The article by McCudden et al. (1) published in this issue of Clinical Chemistry describes the clinical work-up of a patient with low-positive human chorionic gonatodtropin (hCG) due to pituitary or heterophile antibody interference. In addressing this case it is also worthwhile to discuss additional confounding factors that affect hCG measurement.
In previous studies cited by McCudden et al. (2)(3), hCG concentrations up to 16 IU/L were observed in postmenopausal women. When serum hCG is measured by a highly sensitive and specific method (PerkinElmer Wallac AutoDELFIA®), the upper reference limit for postmenopausal women is 5 IU/L (15.5 pmol/L), and the highest concentration that we have observed is 11 IU/L (4). These disparate findings are likely attributable to differences in assay calibration and the contribution of free hCGβ. Thus, hCG concentrations are assay dependent, necessitating the establishment of assay-specific reference intervals.

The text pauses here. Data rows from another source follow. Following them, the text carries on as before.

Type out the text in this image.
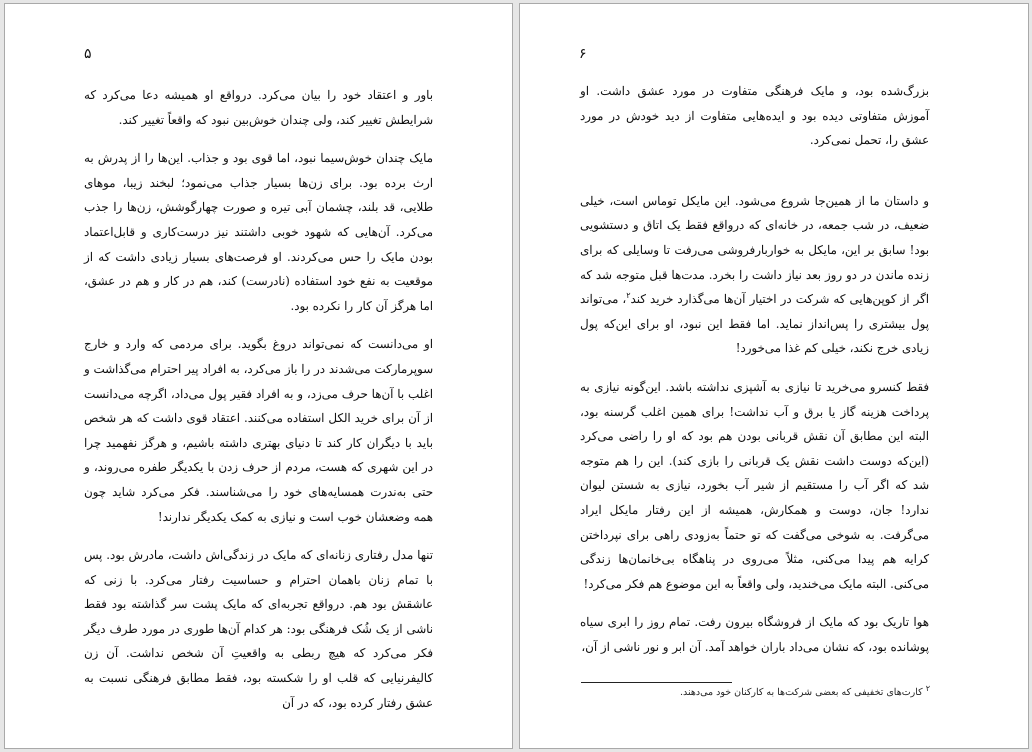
۵

باور و اعتقاد خود را بیان می‌کرد. درواقع او همیشه دعا می‌کرد که شرایطش تغییر کند، ولی چندان خوش‌بین نبود که واقعاً تغییر کند.

مایک چندان خوش‌سیما نبود، اما قوی بود و جذاب. این‌ها را از پدرش به ارث برده بود. برای زن‌ها بسیار جذاب می‌نمود؛ لبخند زیبا، موهای طلایی، قد بلند، چشمان آبی تیره و صورت چهارگوشش، زن‌ها را جذب می‌کرد. آن‌هایی که شهود خوبی داشتند نیز درست‌کاری و قابل‌اعتماد بودن مایک را حس می‌کردند. او فرصت‌های بسیار زیادی داشت که از موقعیت به نفع خود استفاده (نادرست) کند، هم در کار و هم در عشق، اما هرگز آن کار را نکرده بود.

او می‌دانست که نمی‌تواند دروغ بگوید. برای مردمی که وارد و خارج سوپرمارکت می‌شدند در را باز می‌کرد، به افراد پیر احترام می‌گذاشت و اغلب با آن‌ها حرف می‌زد، و به افراد فقیر پول می‌داد، اگرچه می‌دانست از آن برای خرید الکل استفاده می‌کنند. اعتقاد قوی داشت که هر شخص باید با دیگران کار کند تا دنیای بهتری داشته باشیم، و هرگز نفهمید چرا در این شهری که هست، مردم از حرف زدن با یکدیگر طفره می‌روند، و حتی به‌ندرت همسایه‌های خود را می‌شناسند. فکر می‌کرد شاید چون همه وضعشان خوب است و نیازی به کمک یکدیگر ندارند!

تنها مدل رفتاری زنانه‌ای که مایک در زندگی‌اش داشت، مادرش بود. پس با تمام زنان باهمان احترام و حساسیت رفتار می‌کرد. با زنی که عاشقش بود هم. درواقع تجربه‌ای که مایک پشت سر گذاشته بود فقط ناشی از یک شُک فرهنگی بود: هر کدام آن‌ها طوری در مورد طرف دیگر فکر می‌کرد که هیچ ربطی به واقعیتِ آن شخص نداشت. آن زن کالیفرنیایی که قلب او را شکسته بود، فقط مطابق فرهنگی نسبت به عشق رفتار کرده بود، که در آن

۶

بزرگ‌شده بود، و مایک فرهنگی متفاوت در مورد عشق داشت. او آموزش متفاوتی دیده بود و ایده‌هایی متفاوت از دید خودش در مورد عشق را، تحمل نمی‌کرد.

و داستان ما از همین‌جا شروع می‌شود. این مایکل توماس است، خیلی ضعیف، در شب جمعه، در خانه‌ای که درواقع فقط یک اتاق و دستشویی بود! سابق بر این، مایکل به خواربارفروشی می‌رفت تا وسایلی که برای زنده ماندن در دو روز بعد نیاز داشت را بخرد. مدت‌ها قبل متوجه شد که اگر از کوپن‌هایی که شرکت در اختیار آن‌ها می‌گذارد خرید کند$^۲$، می‌تواند پول بیشتری را پس‌انداز نماید. اما فقط این نبود، او برای این‌که پول زیادی خرج نکند، خیلی کم غذا می‌خورد!

فقط کنسرو می‌خرید تا نیازی به آشپزی نداشته باشد. این‌گونه نیازی به پرداخت هزینه گاز یا برق و آب نداشت! برای همین اغلب گرسنه بود، البته این مطابق آن نقش قربانی بودن هم بود که او را راضی می‌کرد (این‌که دوست داشت نقش یک قربانی را بازی کند). این را هم متوجه شد که اگر آب را مستقیم از شیر آب بخورد، نیازی به شستن لیوان ندارد! جان، دوست و همکارش، همیشه از این رفتار مایکل ایراد می‌گرفت. به شوخی می‌گفت که تو حتماً به‌زودی راهی برای نپرداختن کرایه هم پیدا می‌کنی، مثلاً می‌روی در پناهگاه بی‌خانمان‌ها زندگی می‌کنی. البته مایک می‌خندید، ولی واقعاً به این موضوع هم فکر می‌کرد!

هوا تاریک بود که مایک از فروشگاه بیرون رفت. تمام روز را ابری سیاه پوشانده بود، که نشان می‌داد باران خواهد آمد. آن ابر و نور ناشی از آن،

$^۲$ کارت‌های تخفیفی که بعضی شرکت‌ها به کارکنان خود می‌دهند.
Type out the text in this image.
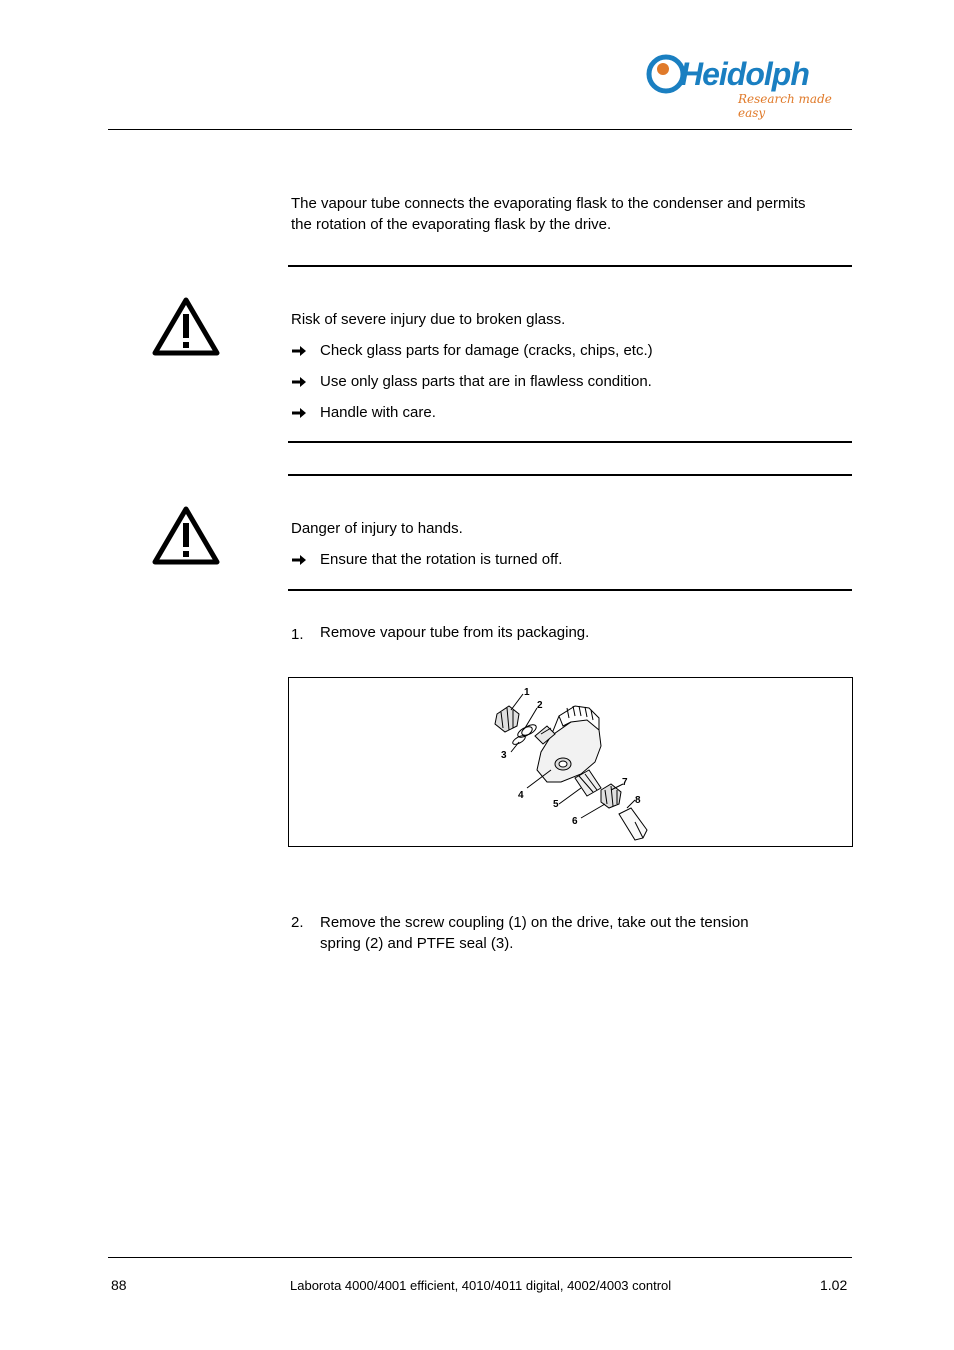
Heidolph
Research made easy
The vapour tube connects the evaporating flask to the condenser and permits
the rotation of the evaporating flask by the drive.
Risk of severe injury due to broken glass.
Check glass parts for damage (cracks, chips, etc.)
Use only glass parts that are in flawless condition.
Handle with care.
Danger of injury to hands.
Ensure that the rotation is turned off.
1. Remove vapour tube from its packaging.
1
2
3
4
5
6
7
8
2. Remove the screw coupling (1) on the drive, take out the tension
spring (2) and PTFE seal (3).
88	Laborota 4000/4001 efficient, 4010/4011 digital, 4002/4003 control	1.02
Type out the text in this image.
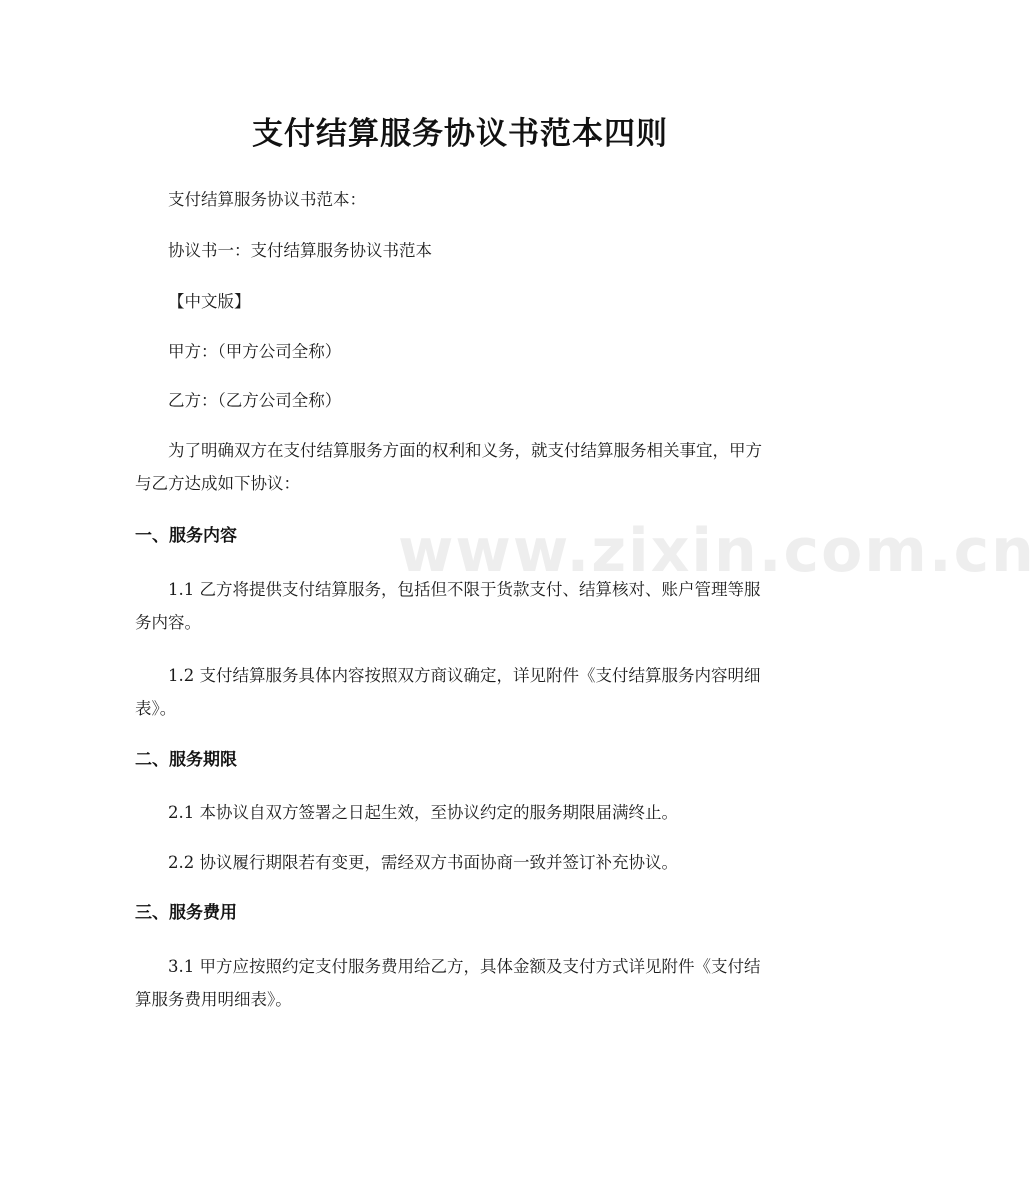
www.zixin.com.cn
支付结算服务协议书范本四则

支付结算服务协议书范本：

协议书一：支付结算服务协议书范本

【中文版】

甲方：（甲方公司全称）

乙方：（乙方公司全称）

为了明确双方在支付结算服务方面的权利和义务，就支付结算服务相关事宜，甲方与乙方达成如下协议：

一、服务内容

1.1 乙方将提供支付结算服务，包括但不限于货款支付、结算核对、账户管理等服务内容。

1.2 支付结算服务具体内容按照双方商议确定，详见附件《支付结算服务内容明细表》。

二、服务期限

2.1 本协议自双方签署之日起生效，至协议约定的服务期限届满终止。

2.2 协议履行期限若有变更，需经双方书面协商一致并签订补充协议。

三、服务费用

3.1 甲方应按照约定支付服务费用给乙方，具体金额及支付方式详见附件《支付结算服务费用明细表》。
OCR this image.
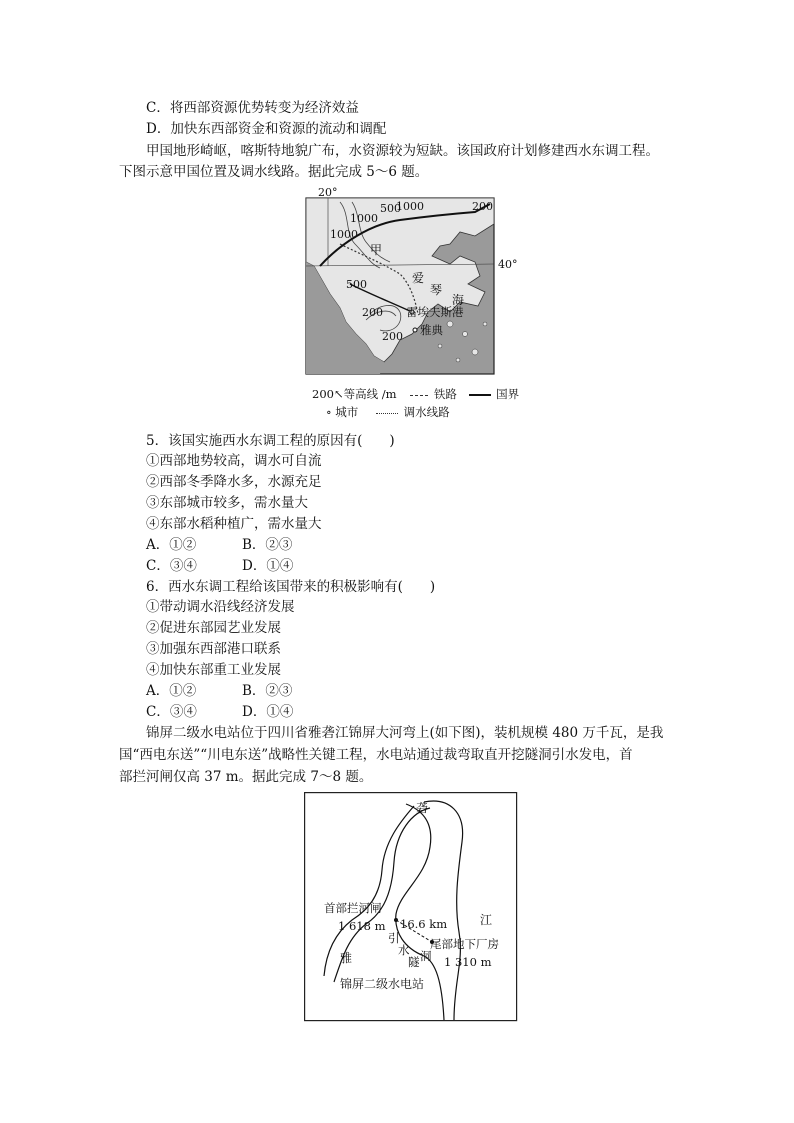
C．将西部资源优势转变为经济效益
D．加快东西部资金和资源的流动和调配
甲国地形崎岖，喀斯特地貌广布，水资源较为短缺。该国政府计划修建西水东调工程。
下图示意甲国位置及调水线路。据此完成 5～6 题。
20°
40°
1000
1000
1000
500	200
500
200
200
甲
爱
琴
海
雷埃夫斯港
雅典
200↖等高线 /m	铁路	国界
∘ 城市	调水线路
5．该国实施西水东调工程的原因有(　　)
①西部地势较高，调水可自流
②西部冬季降水多，水源充足
③东部城市较多，需水量大
④东部水稻种植广，需水量大
A．①②	B．②③
C．③④	D．①④
6．西水东调工程给该国带来的积极影响有(　　)
①带动调水沿线经济发展
②促进东部园艺业发展
③加强东西部港口联系
④加快东部重工业发展
A．①②	B．②③
C．③④	D．①④
锦屏二级水电站位于四川省雅砻江锦屏大河弯上(如下图)，装机规模 480 万千瓦，是我
国“西电东送”“川电东送”战略性关键工程，水电站通过裁弯取直开挖隧洞引水发电，首
部拦河闸仅高 37 m。据此完成 7～8 题。
砻
江
雅
首部拦河闸
1 618 m 16.6 km
引
水
隧 洞
尾部地下厂房
1 310 m
锦屏二级水电站
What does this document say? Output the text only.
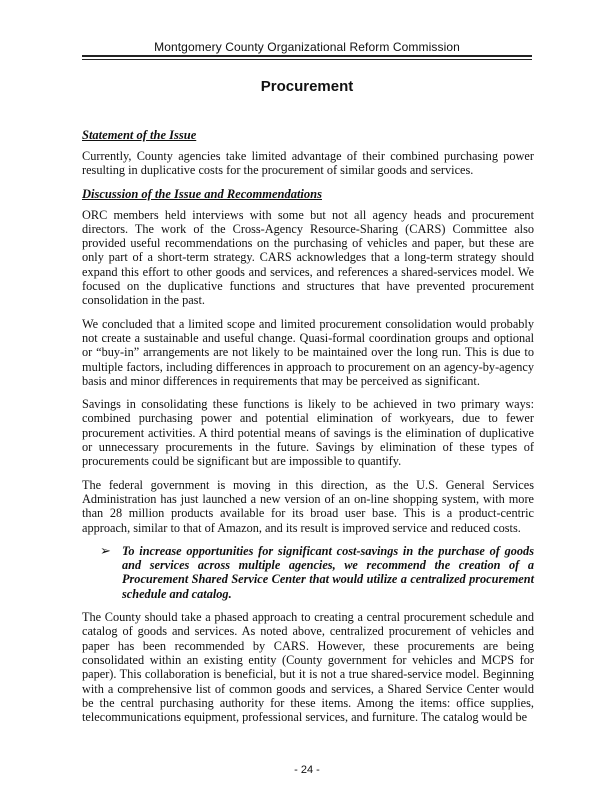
Montgomery County Organizational Reform Commission
Procurement
Statement of the Issue

Currently, County agencies take limited advantage of their combined purchasing power resulting in duplicative costs for the procurement of similar goods and services.

Discussion of the Issue and Recommendations

ORC members held interviews with some but not all agency heads and procurement directors. The work of the Cross-Agency Resource-Sharing (CARS) Committee also provided useful recommendations on the purchasing of vehicles and paper, but these are only part of a short-term strategy. CARS acknowledges that a long-term strategy should expand this effort to other goods and services, and references a shared-services model. We focused on the duplicative functions and structures that have prevented procurement consolidation in the past.

We concluded that a limited scope and limited procurement consolidation would probably not create a sustainable and useful change. Quasi-formal coordination groups and optional or “buy-in” arrangements are not likely to be maintained over the long run. This is due to multiple factors, including differences in approach to procurement on an agency-by-agency basis and minor differences in requirements that may be perceived as significant.

Savings in consolidating these functions is likely to be achieved in two primary ways: combined purchasing power and potential elimination of workyears, due to fewer procurement activities. A third potential means of savings is the elimination of duplicative or unnecessary procurements in the future. Savings by elimination of these types of procurements could be significant but are impossible to quantify.

The federal government is moving in this direction, as the U.S. General Services Administration has just launched a new version of an on-line shopping system, with more than 28 million products available for its broad user base. This is a product-centric approach, similar to that of Amazon, and its result is improved service and reduced costs.

➢ To increase opportunities for significant cost-savings in the purchase of goods and services across multiple agencies, we recommend the creation of a Procurement Shared Service Center that would utilize a centralized procurement schedule and catalog.

The County should take a phased approach to creating a central procurement schedule and catalog of goods and services. As noted above, centralized procurement of vehicles and paper has been recommended by CARS. However, these procurements are being consolidated within an existing entity (County government for vehicles and MCPS for paper). This collaboration is beneficial, but it is not a true shared-service model. Beginning with a comprehensive list of common goods and services, a Shared Service Center would be the central purchasing authority for these items. Among the items: office supplies, telecommunications equipment, professional services, and furniture. The catalog would be

- 24 -
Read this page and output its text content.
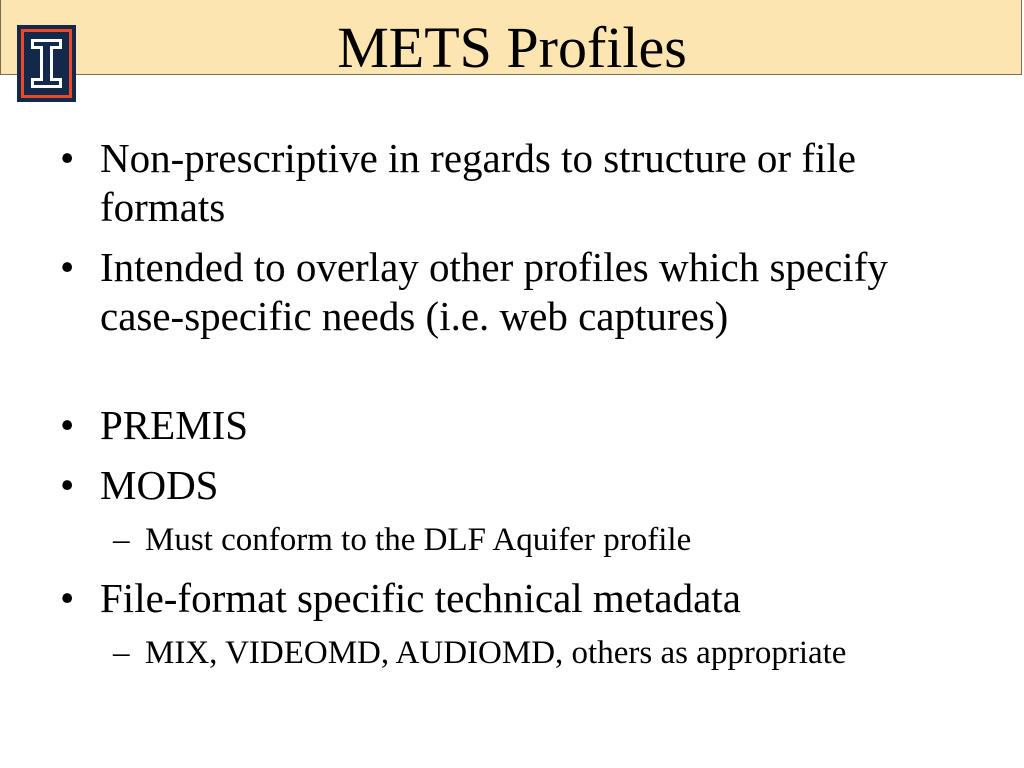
METS Profiles
• Non-prescriptive in regards to structure or file formats
• Intended to overlay other profiles which specify case-specific needs (i.e. web captures)
• PREMIS
• MODS
– Must conform to the DLF Aquifer profile
• File-format specific technical metadata
– MIX, VIDEOMD, AUDIOMD, others as appropriate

Approximately 30%–70% of patients with various nontrophoblastic cancers produce hCGβ. The concentrations are usually low, but in 5%–10% of cases they are high enough to increase the concentration of total hCG to above the upper reference limit. This hCGβ is distinguishable from pituitary hCG because hCGβ is not suppressed by estrogen-replacement therapy. A moderately increased hCG concentration in a cancer patient, however, may be caused by a combination of hCG and hCGβ, and in such cases the concentration of total hCG will be partially suppressed by estrogen-replacement, thereby confounding interpretation of the measured values. In these situations, specific determination of each form of hCG is very useful, but very few assays specific for hCGβ are available (5).
No systematic studies on hCG concentrations in hypogonadal men are available, but we recently observed hCG concentrations increasing from <0.5 to 4.5 IU/L after withdrawal of testosterone in a hypogonadal patient who had been treated for testicular cancer. This finding caused suspicion of a relapse, a diagnosis that was excluded on the basis of assay results for luteinizing hormone (LH) and follicle-stimulating hormone (FSH) and the suppression of hCG with testosterone replacement (6). This case shows that increased hCG associated with hypogonadism can also occur in men.
Hypogonadism can also be caused by intensive chemotherapy, which may lead to increased serum hCG similar to that seen in menopausal women. Such cases may cause confusion, especially when serum hCG is used to monitor the effectiveness of chemotherapy. It is important to differentiate increased hCG caused by a relapse from that induced by chemotherapy; this can be done by measurement of LH and FSH (5).
Grant/funding Support: Finnish Academy of Sciences.
Financial Disclosures: None declared.